This is the second part of a series discussing vicarious liability; in particular, how it relates to the relationship between employers and employees. The respondeat superior doctrine makes an employer responsible for torts caused by their employees or others considered agents while operating within the scope of duties of their employment. Essentially, the employee is acting on behalf of the employer when the employer has control, or a right to control the employee’s actions. Another consideration is whether the employee’s actions intended to serve the interests of the employer. The vicarious liability of an employer is considered secondary and is limited to the extent of the employee’s liability.
Commercial Driver & Leased Vehicles: Placard (Logo) Liability
Placard or logo liability is an older doctrine that assumes a motor carrier is responsible for vehicles that are traveling with their identification number from the Department of Transportation (DOT), company name or logo. Commercial motor vehicles in the U.S. must post their DOT “placard” on both sides of their vehicles visible from fifty feet. Placard liability is not recognized in Colorado. Today, the term “lease liability” is used to describe liability when drivers are not traditional employees. Strict agency liability is the belief that a motor carrier is always liable for the negligent actions of leased drivers. Generally, vicarious liability is determined based on whether the driver was acting in their scope of employment (or service agreement) with the carrier.
Commercial Driver & Scope of Employment: Schell v. Navajo Freight Lines
Here, a trucker had a leasing agreement with Navajo Freight Lines for a commercial tractor-trailer. One day the driver failed to stop at a traffic signal, leading to an accident with injuries. The plaintiff brought a claim against Navajo based on respondeat superior. The court found that Navajo was liable, as the driver was operating at the time in service of Navajo’s interests. This served to effectively eliminate attempts by defendants claiming they had no responsibility for the negligence of independent contractors. Instead, the owner or operator of equipment on a lease is considered as an employee for these purposes.
Employer & Admission of Liability: Ferrer v. Okbamicael
In this Colorado Supreme Court case published on March 27, 2017, the Court confirmed that when an employer acknowledges liability for an employee under respondeat superior, all other direct claims of negligence are dismissed because, if not, the additional claims are simply “redundant and wasteful”. (The most commonly referenced case on this same topic is a 1995 case McHaffie v. Bunch.) Jessica Ferrer was crossing a street in Denver and was struck by a taxi that was driven by Okbamicael but owned by the Yellow Cab Co. Ferrer brought a claim against both Okbamicael and Yellow Cab under respondeat superior. In addition, she brought claims of negligent entrustment, hiring, supervising and more. Initially, Yellow Cab attempted an “independent contractor” defense, but later conceded to respondeat superior and the court granted their motion to then dismiss the other negligence claims.

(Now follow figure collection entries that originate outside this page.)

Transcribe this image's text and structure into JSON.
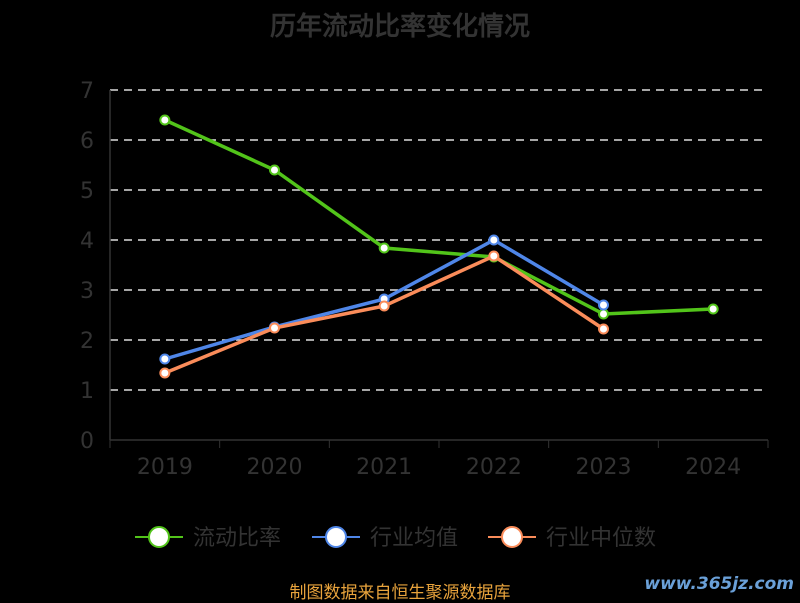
{
  "chart_data": {
    "type": "line",
    "title": "历年流动比率变化情况",
    "categories": [
      "2019",
      "2020",
      "2021",
      "2022",
      "2023",
      "2024"
    ],
    "ylim": [
      0,
      7
    ],
    "yticks": [
      "0",
      "1",
      "2",
      "3",
      "4",
      "5",
      "6",
      "7"
    ],
    "grid": true,
    "legend_position": "bottom",
    "series": [
      {
        "name": "流动比率",
        "color": "#52c41a",
        "values": [
          6.4,
          5.4,
          3.84,
          3.66,
          2.52,
          2.62
        ]
      },
      {
        "name": "行业均值",
        "color": "#4f86e8",
        "values": [
          1.62,
          2.26,
          2.82,
          4.0,
          2.7,
          null
        ]
      },
      {
        "name": "行业中位数",
        "color": "#fa8c5a",
        "values": [
          1.34,
          2.24,
          2.68,
          3.68,
          2.22,
          null
        ]
      }
    ]
  },
  "source": "制图数据来自恒生聚源数据库",
  "watermark": "www.365jz.com"
}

Vicarious Liability & Contributory Negligence: Martin v. Silva
Here, the case of respondeat superior involves contributory negligence. Sergio Silva was operating a tractor-trailer doing business as Five Star Trucking that was pulling an oil container leased to him by Valley Equipment Leasing. Jennifer Martin was in a vehicle traveling eastbound and Lucille Francer was just ahead of her on Highway 6 when Silva (heading west) swerved and struck both vehicles. Martin filed a negligence claim against Silva, respondeat superior against Five Star, as well as negligent entrustment and respondeat superior against Valley. The jury determined that Francer was 20% at fault and that Silva, Five Star & Valley were 80% at fault, awarding Martin over $600,000 in damages.
New in Vicarious Liability Issues: Ride-Sharing Companies
With the emergence of ride-sharing companies such as Uber and Lyft, liability is a major concern. Uber has since implemented an insurance standard as follows:
- When a driver is on-duty awaiting a call, provided coverage is $50,000 per person, $100,000 total liability, and $25,000 in property damage coverage.
- When the driver is either traveling to pick up a passenger or has a passenger, coverage is $1 million in total liability coverage, which accounts for bodily injury and uninsured motorist. In addition, collision coverage is in place to repair the vehicle, regardless of fault, with a $1,000 deductible.
- Driver partners must use their own insurance when operating for personal use.
Generally speaking, if an employee drives while working and causes an accident, it is quite likely the employer will be liable, if only in part. If a motorist, however, is not working while driving a company or leased car, then the employer will likely not be held accountable. It’s important to note that vicarious liability is not specific to car accidents and personal injuries, but to any case where an employee – during the course and scope of his or her employment – injures another person. In many of those cases, the employer may very well be vicariously liable. In the end, vicarious liability comes down to the facts, and knowing all the facts can make all the difference in a person’s claim for compensation.